If ever there was a film that depended for its heart and soul on the quality of the music, it is the Coen Brothers’ “Inside Llewyn Davis” (opening in Seattle Friday, Dec. 20), which tells the story of a Greenwich village folk singer in the early ’60s. To make sure they got the music right, the crafty Coens turned to T Bone Burnett, whom they’d already worked with a number of times, most significantly on “O Brother, Where Art Thou?”
Burnett, who won an Oscar for “The Weary Kind” (from “Crazy Heart”), has toured as a guitarist with Bob Dylan, produced Diana Krall and directed the music for the TV show “Nashville.” Burnett spoke on the phone a few weeks ago about working on the Coens’ new film.

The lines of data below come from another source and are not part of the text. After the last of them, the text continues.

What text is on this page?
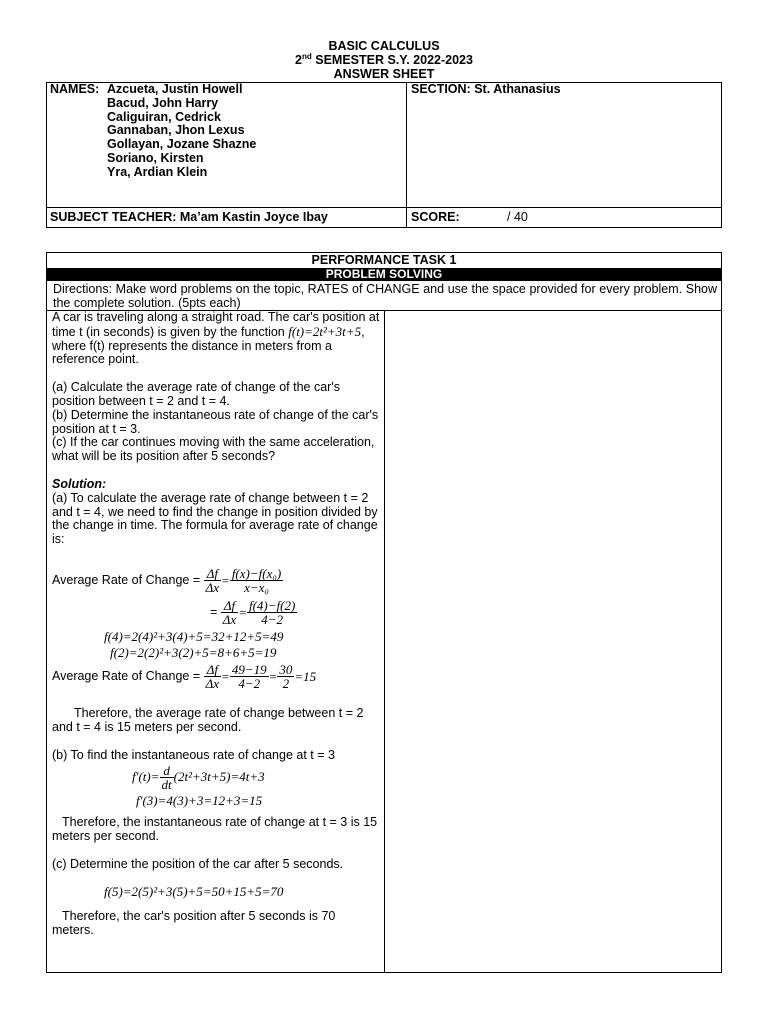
BASIC CALCULUS
2nd SEMESTER S.Y. 2022-2023
ANSWER SHEET
NAMES: Azcueta, Justin Howell
Bacud, John Harry
Caliguiran, Cedrick
Gannaban, Jhon Lexus
Gollayan, Jozane Shazne
Soriano, Kirsten
Yra, Ardian Klein
SECTION: St. Athanasius
SUBJECT TEACHER: Ma’am Kastin Joyce Ibay	SCORE:	/ 40
PERFORMANCE TASK 1
PROBLEM SOLVING
Directions: Make word problems on the topic, RATES of CHANGE and use the space provided for every problem. Show the complete solution. (5pts each)
A car is traveling along a straight road. The car's position at time t (in seconds) is given by the function f(t)=2t²+3t+5, where f(t) represents the distance in meters from a reference point.
(a) Calculate the average rate of change of the car's position between t = 2 and t = 4.
(b) Determine the instantaneous rate of change of the car's position at t = 3.
(c) If the car continues moving with the same acceleration, what will be its position after 5 seconds?
Solution:
(a) To calculate the average rate of change between t = 2 and t = 4, we need to find the change in position divided by the change in time. The formula for average rate of change is:
Average Rate of Change =
$\frac{\Delta f}{\Delta x} = \frac{\text{f(x)−f(x₀)}}{\text{x−x₀}}$
= $\frac{\Delta f}{\Delta x} = \frac{f(4)-f(2)}{4-2}$
f(4)=2(4)²+3(4)+5=32+12+5=49
f(2)=2(2)²+3(2)+5=8+6+5=19
Average Rate of Change =
$\frac{\Delta f}{\Delta x} = \frac{49-19}{4-2} = \frac{30}{2} =15$
Therefore, the average rate of change between t = 2 and t = 4 is 15 meters per second.
(b) To find the instantaneous rate of change at t = 3
$f'(t)= \frac{d}{dt} (2t^2+3t+5)=4t+3$
f′(3)=4(3)+3=12+3=15
Therefore, the instantaneous rate of change at t = 3 is 15 meters per second.
(c) Determine the position of the car after 5 seconds.
f(5)=2(5)²+3(5)+5=50+15+5=70
Therefore, the car's position after 5 seconds is 70 meters.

Q: Jeff Bridges was a fine musician before “Crazy Heart,” but Connie Britton and Hayden Panetierre? You got them singing bang-up country on “Nashville” and now the star of this film, Oscar Isaac, sings and plays folk guitar like he was born holding one. How on earth did you do this?
A: Any other filmmaker who had come to me and said, “We want to make a film about a musician and we want to do three- or four-minute live performances, and we want to do it documentary-style without a click track,” I would have advised them against it. So to find a guy who could do it and also work on camera as an actor … it seemed impossible. No one has ever learned to play and sing a whole repertoire that well and film it that well.
Q: How did Isaac prepare?
A: When he heard about the part, he started studying (Greenwich Village folk singer) Dave Van Ronk. A guy who lives above the Gaslight (a venue central to the story) now, if you could believe this, played with Dave Van Ronk … can’t remember his name (Eric Franz). Oscar started studying with him, too.
Q: Did you audition a lot of people?
A: When Oscar showed up, we had seen a lot of musicians. A lot of them could carry the music, but they couldn’t carry the character. Because the thing about this character … is that when he’s playing is when you see who he actually is. All the details of a true live performance have to be that good. Not just once … but with whole long songs.
Q: You are credited with suggesting the film include the classic campfire song, “500 Miles.” Why?
A:What all this music is about is that all these people came from many different countries, and music was the common language. Everyone can relate to the lyrics to that song: “Not a shirt on my back, Not a penny to my name …” That to me goes right to the core of being an American.
Q:There are a few anachronisms, one being the use of the verb “crash,” (for falling asleep), which came into American slang long after 1960.
A: Hey, we weren’t making a documentary. (laughter) “The Last Thing on My Mind” (sung in the film) was written in 1964. It’s OK.